Breathing Exercises and Pulmonary Rehabilitation
Structured breathing exercises are one of the most consistently effective non-medication treatments for post-COVID respiratory symptoms. Across multiple clinical trials, patients who performed breathing exercises showed statistically significant improvements in breathlessness compared to control groups. This held true whether the exercises were done in person or through telerehabilitation programs, and whether they were performed alone or combined with aerobic and strength training.
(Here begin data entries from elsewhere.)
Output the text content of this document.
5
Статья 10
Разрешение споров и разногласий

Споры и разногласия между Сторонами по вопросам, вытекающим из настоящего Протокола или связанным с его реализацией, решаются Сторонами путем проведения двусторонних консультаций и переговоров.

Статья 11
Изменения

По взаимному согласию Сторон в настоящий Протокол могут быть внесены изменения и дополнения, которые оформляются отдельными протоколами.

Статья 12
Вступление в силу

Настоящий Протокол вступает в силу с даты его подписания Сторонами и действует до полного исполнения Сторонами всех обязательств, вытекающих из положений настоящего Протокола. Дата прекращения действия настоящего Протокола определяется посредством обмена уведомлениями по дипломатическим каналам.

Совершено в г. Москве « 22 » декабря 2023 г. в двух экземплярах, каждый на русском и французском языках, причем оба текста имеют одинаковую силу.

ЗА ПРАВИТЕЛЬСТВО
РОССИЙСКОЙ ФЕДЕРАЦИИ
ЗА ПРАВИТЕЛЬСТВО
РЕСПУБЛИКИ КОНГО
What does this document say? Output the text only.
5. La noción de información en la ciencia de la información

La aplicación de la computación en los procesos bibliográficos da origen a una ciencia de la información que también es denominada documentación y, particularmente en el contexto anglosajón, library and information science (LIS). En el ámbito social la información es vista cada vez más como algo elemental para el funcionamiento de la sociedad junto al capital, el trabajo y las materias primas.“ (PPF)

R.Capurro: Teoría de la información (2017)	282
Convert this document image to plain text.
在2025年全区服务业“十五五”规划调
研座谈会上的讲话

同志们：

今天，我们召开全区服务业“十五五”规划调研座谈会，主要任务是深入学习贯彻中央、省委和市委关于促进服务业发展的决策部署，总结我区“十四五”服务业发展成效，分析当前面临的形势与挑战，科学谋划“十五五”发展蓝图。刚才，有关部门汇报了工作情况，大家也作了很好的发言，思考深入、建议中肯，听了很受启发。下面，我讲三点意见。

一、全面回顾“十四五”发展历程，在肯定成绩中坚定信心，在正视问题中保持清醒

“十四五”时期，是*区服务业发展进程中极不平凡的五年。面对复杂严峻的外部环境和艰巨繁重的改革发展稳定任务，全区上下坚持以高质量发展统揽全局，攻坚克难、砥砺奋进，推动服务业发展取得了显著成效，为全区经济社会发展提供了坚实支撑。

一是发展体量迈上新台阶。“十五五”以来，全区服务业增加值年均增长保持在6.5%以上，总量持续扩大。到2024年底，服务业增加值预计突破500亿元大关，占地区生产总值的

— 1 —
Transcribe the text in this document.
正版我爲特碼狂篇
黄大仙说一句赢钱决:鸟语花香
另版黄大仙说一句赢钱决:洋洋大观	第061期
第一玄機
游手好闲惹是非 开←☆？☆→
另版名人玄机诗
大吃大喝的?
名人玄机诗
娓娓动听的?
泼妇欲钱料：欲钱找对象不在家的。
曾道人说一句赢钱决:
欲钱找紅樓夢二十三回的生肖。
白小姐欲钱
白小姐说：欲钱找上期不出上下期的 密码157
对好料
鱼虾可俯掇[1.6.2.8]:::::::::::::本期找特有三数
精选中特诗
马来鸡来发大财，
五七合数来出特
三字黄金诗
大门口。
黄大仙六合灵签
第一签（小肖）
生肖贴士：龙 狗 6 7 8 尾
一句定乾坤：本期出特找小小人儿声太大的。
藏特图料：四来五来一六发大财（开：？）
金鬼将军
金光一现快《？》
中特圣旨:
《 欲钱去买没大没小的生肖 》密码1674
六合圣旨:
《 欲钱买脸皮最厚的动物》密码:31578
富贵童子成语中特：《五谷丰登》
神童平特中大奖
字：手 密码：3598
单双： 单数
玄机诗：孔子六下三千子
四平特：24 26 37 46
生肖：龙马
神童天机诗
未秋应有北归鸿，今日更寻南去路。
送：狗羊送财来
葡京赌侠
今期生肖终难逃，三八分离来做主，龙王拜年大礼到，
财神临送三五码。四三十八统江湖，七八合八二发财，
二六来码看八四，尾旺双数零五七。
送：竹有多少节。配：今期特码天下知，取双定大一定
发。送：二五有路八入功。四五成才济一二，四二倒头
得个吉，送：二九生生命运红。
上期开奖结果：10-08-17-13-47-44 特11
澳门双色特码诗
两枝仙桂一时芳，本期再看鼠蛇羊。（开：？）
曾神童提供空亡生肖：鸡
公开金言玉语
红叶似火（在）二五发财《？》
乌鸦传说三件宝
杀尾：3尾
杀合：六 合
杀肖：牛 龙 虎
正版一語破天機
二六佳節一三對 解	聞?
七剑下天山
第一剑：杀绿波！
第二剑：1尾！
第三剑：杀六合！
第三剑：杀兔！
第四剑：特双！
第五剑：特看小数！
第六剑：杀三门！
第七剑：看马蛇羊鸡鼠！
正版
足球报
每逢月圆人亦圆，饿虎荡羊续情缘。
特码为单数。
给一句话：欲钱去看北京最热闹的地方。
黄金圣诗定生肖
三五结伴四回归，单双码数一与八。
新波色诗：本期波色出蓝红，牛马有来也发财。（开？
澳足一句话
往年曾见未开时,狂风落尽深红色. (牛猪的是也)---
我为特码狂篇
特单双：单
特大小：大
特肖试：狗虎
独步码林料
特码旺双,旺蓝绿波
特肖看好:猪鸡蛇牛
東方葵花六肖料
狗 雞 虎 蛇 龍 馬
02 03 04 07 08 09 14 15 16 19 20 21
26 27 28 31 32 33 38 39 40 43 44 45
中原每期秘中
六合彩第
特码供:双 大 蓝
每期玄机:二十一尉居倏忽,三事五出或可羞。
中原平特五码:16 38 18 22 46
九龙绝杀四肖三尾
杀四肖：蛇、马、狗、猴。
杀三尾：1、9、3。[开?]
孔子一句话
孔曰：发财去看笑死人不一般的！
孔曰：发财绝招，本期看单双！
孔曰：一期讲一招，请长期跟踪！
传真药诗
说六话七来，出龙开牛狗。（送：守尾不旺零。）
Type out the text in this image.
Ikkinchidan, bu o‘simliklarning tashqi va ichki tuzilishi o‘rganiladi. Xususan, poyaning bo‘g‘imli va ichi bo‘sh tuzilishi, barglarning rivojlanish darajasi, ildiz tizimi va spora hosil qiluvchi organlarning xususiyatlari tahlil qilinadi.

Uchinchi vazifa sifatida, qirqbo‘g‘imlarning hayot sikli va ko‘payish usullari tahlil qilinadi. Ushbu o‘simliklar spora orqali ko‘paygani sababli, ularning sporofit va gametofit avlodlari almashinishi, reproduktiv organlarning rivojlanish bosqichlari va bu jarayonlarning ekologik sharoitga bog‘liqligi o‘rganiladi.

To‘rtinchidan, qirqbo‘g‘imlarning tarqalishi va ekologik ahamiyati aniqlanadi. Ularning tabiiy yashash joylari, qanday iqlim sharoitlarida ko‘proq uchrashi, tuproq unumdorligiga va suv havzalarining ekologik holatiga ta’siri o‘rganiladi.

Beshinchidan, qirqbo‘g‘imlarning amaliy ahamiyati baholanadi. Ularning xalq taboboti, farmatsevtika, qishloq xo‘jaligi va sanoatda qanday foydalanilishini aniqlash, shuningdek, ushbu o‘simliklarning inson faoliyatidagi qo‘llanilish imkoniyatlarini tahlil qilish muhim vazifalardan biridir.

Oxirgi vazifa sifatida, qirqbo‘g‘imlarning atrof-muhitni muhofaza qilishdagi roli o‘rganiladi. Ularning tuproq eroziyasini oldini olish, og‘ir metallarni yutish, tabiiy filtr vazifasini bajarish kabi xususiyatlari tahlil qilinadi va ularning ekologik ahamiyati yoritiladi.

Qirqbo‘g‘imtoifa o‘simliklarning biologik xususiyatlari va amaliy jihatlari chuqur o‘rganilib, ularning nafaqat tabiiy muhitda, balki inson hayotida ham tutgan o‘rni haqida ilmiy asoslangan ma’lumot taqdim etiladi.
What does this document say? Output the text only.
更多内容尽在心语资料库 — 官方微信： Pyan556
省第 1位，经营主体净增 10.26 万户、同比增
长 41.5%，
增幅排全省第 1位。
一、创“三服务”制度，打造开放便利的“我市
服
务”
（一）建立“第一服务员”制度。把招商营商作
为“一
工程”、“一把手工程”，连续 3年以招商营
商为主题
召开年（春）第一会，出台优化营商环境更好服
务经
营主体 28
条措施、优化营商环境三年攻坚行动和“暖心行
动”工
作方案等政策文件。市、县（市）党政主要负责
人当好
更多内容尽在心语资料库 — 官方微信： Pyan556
Programs that combined breathing exercises with techniques like myofascial release (hands-on therapy targeting the chest wall and surrounding tissues) showed particularly strong results, improving not just breathlessness but also physical function and fatigue. Thoracic mobility exercises, which focus on improving how well your ribcage expands, can help your lungs fill more completely. Seven of the major rehabilitation studies used breathing exercises as a standalone intervention, and five of those were delivered remotely, making this an accessible option even if you can’t easily get to a clinic.
A practical starting point is diaphragmatic breathing (breathing deeply into your belly rather than shallowly into your chest) and pursed-lip breathing (inhaling through your nose and exhaling slowly through pursed lips). These techniques help counteract the air trapping that’s characteristic of post-COVID small airways disease. If your symptoms are significantly limiting your activity, ask about a formal pulmonary rehabilitation program, which combines supervised breathing work with graduated exercise.
What Recovery Looks Like
Recovery from post-COVID respiratory symptoms is slow. At 30 days after initial symptoms, nearly all patients (about 97% of those with asthma) still report some symptoms. By 60 days, that number drops to around 84%, and at 90 days, roughly 75% still have lingering issues. More than half of patients, with or without pre-existing asthma, continue to report lower respiratory symptoms at the 3-month mark. About 9.5% of asthma patients meet criteria for post-COVID syndrome at 3 months.
The pace of improvement matters more than the starting point. If your symptoms are gradually getting better, even slowly, that’s a positive trajectory. If they’re stable or worsening after several months despite treatment, that warrants a reassessment, potentially including repeat pulmonary function testing to check for changes in lung capacity or gas transfer. Having asthma before COVID doesn’t appear to make your respiratory recovery significantly slower or faster than someone without it, which is somewhat reassuring if you’re comparing yourself to others who got sick.
The current evidence doesn’t yet give clear answers about very long-term outcomes, including whether post-COVID asthma becomes a permanent condition or eventually resolves for most people. What is clear is that active treatment with inhaled corticosteroids, consistent breathing exercises, and gradual return to physical activity gives you the best chance of regaining function.